Jeudi dernier était publié le tout nouveau livre du cardinal Robert Sarah intitulé « Des profondeurs de nos cœurs » dans lequel se trouve un texte inédit du pape émérite Benoît XVI. Cet ouvrage, à la fois théologique et profondément spirituel, offre de nombreuses réflexions sur le sacerdoce ministériel ainsi que le fruit de leurs expériences du sacrement de l’Ordre vécu « de l’intérieur ». De par leurs différentes approches, ce livre est une double variation sur un même thème. L’apport de Benoît XVI est foncièrement théologique. Écrit dans le style personnel et exégétique auquel il nous avait habitué dans sa série « Jésus de Nazareth », le pape émérite s’efforce de montrer la continuité du sacerdoce de l’Ancienne à la Nouvelle Alliance. Le ton et la structure du texte du Cardinal Sarah est plus apologétique, cherchant à répondre directement aux questions actuelles touchant le célibat sacerdotal. Bref, il y en a pour tous les goûts.

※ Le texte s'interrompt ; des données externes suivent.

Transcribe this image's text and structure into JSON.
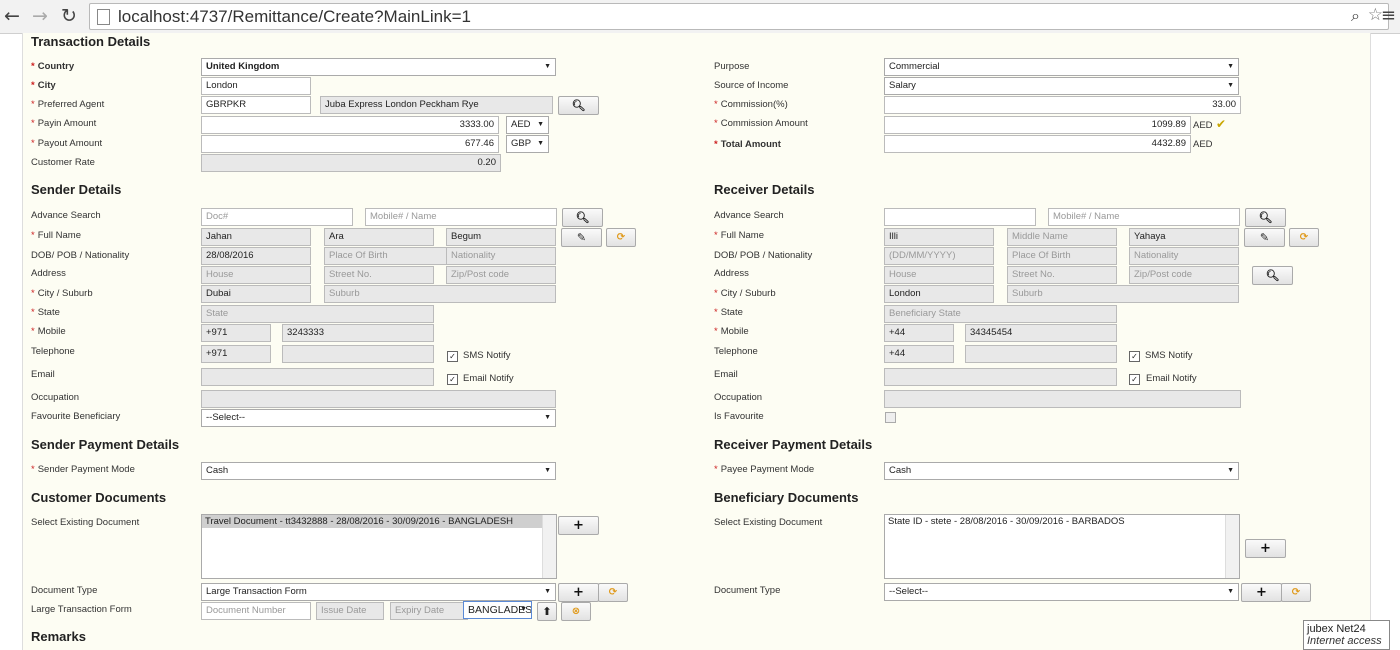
{
  "browser": {
    "url": "localhost:4737/Remittance/Create?MainLink=1"
  },
  "transaction": {
    "heading": "Transaction Details",
    "country_label": "Country",
    "country": "United Kingdom",
    "city_label": "City",
    "city": "London",
    "agent_label": "Preferred Agent",
    "agent_code": "GBRPKR",
    "agent_name": "Juba Express London Peckham Rye",
    "payin_label": "Payin Amount",
    "payin_amount": "3333.00",
    "payin_currency": "AED",
    "payout_label": "Payout Amount",
    "payout_amount": "677.46",
    "payout_currency": "GBP",
    "rate_label": "Customer Rate",
    "rate": "0.20",
    "purpose_label": "Purpose",
    "purpose": "Commercial",
    "income_label": "Source of Income",
    "income": "Salary",
    "commission_pct_label": "Commission(%)",
    "commission_pct": "33.00",
    "commission_amt_label": "Commission Amount",
    "commission_amt": "1099.89",
    "commission_currency": "AED",
    "total_label": "Total Amount",
    "total": "4432.89",
    "total_currency": "AED"
  },
  "sender": {
    "heading": "Sender Details",
    "adv_label": "Advance Search",
    "doc_placeholder": "Doc#",
    "mobile_name_placeholder": "Mobile# / Name",
    "fullname_label": "Full Name",
    "first": "Jahan",
    "middle": "Ara",
    "last": "Begum",
    "dob_label": "DOB/ POB / Nationality",
    "dob": "28/08/2016",
    "pob_placeholder": "Place Of Birth",
    "nat_placeholder": "Nationality",
    "address_label": "Address",
    "house_placeholder": "House",
    "street_placeholder": "Street No.",
    "zip_placeholder": "Zip/Post code",
    "city_label": "City / Suburb",
    "city": "Dubai",
    "suburb_placeholder": "Suburb",
    "state_label": "State",
    "state_placeholder": "State",
    "mobile_label": "Mobile",
    "mobile_code": "+971",
    "mobile": "3243333",
    "tel_label": "Telephone",
    "tel_code": "+971",
    "sms_label": "SMS Notify",
    "email_label": "Email",
    "email_notify_label": "Email Notify",
    "occupation_label": "Occupation",
    "fav_label": "Favourite Beneficiary",
    "fav_value": "--Select--"
  },
  "receiver": {
    "heading": "Receiver Details",
    "adv_label": "Advance Search",
    "mobile_name_placeholder": "Mobile# / Name",
    "fullname_label": "Full Name",
    "first": "Illi",
    "middle_placeholder": "Middle Name",
    "last": "Yahaya",
    "dob_label": "DOB/ POB / Nationality",
    "dob_placeholder": "(DD/MM/YYYY)",
    "pob_placeholder": "Place Of Birth",
    "nat_placeholder": "Nationality",
    "address_label": "Address",
    "house_placeholder": "House",
    "street_placeholder": "Street No.",
    "zip_placeholder": "Zip/Post code",
    "city_label": "City / Suburb",
    "city": "London",
    "suburb_placeholder": "Suburb",
    "state_label": "State",
    "state_placeholder": "Beneficiary State",
    "mobile_label": "Mobile",
    "mobile_code": "+44",
    "mobile": "34345454",
    "tel_label": "Telephone",
    "tel_code": "+44",
    "sms_label": "SMS Notify",
    "email_label": "Email",
    "email_notify_label": "Email Notify",
    "occupation_label": "Occupation",
    "fav_label": "Is Favourite"
  },
  "sender_payment": {
    "heading": "Sender Payment Details",
    "mode_label": "Sender Payment Mode",
    "mode": "Cash"
  },
  "receiver_payment": {
    "heading": "Receiver Payment Details",
    "mode_label": "Payee Payment Mode",
    "mode": "Cash"
  },
  "customer_docs": {
    "heading": "Customer Documents",
    "existing_label": "Select Existing Document",
    "existing_item": "Travel Document - tt3432888 - 28/08/2016 - 30/09/2016 - BANGLADESH",
    "type_label": "Document Type",
    "type_value": "Large Transaction Form",
    "ltf_label": "Large Transaction Form",
    "doc_number_placeholder": "Document Number",
    "issue_placeholder": "Issue Date",
    "expiry_placeholder": "Expiry Date",
    "country_value": "BANGLADESH"
  },
  "beneficiary_docs": {
    "heading": "Beneficiary Documents",
    "existing_label": "Select Existing Document",
    "existing_item": "State ID - stete - 28/08/2016 - 30/09/2016 - BARBADOS",
    "type_label": "Document Type",
    "type_value": "--Select--"
  },
  "remarks": {
    "heading": "Remarks"
  },
  "tooltip": {
    "title": "jubex Net24",
    "subtitle": "Internet access"
  },
  "colors": {
    "page_bg": "#fdfdf3",
    "required": "#cc1f1f",
    "readonly_bg": "#e8e8e8",
    "accent_orange": "#e09a1c"
  }
}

Une polémique qui en dit beaucoup
Inutile de revenir sur la polémique qui a entouré la parution de ce livre. L’analyse de la journaliste Philippine De Saint-Pierre sur la question me semble suffisante. Toutefois, l’immense imbroglio qu’a suscité l’annonce de la participation de Benoît XVI à ce livre qui, globalement, fait ouvertement la proposition du célibat sacerdotal, me questionne. Que des groupes d’intérêt fassent d’une cause quelconque leur cheval de bataille idéologique est, à tout le moins, acceptable dans le cadre de la politique. Il en va autrement lorsqu’il s’agit de traiter des mystères divins. Cette polémique a démontré que, de part et d’autre, certains étaient prêts à traiter le sacrement de l’Ordre comme l’instrument par lequel ils distingueraient les « purs » des « impurs ». Nous devons sortir de cette logique d’opposition qui, peu importe notre opinion, nous éloigne du sujet traité et obscurcit notre jugement. Se concentrer sur le contenu de ce livre me semble être une attitude beaucoup plus constructive et plus à même de considérer le pour et le contre de la question. C’est ce à quoi je vous invite maintenant.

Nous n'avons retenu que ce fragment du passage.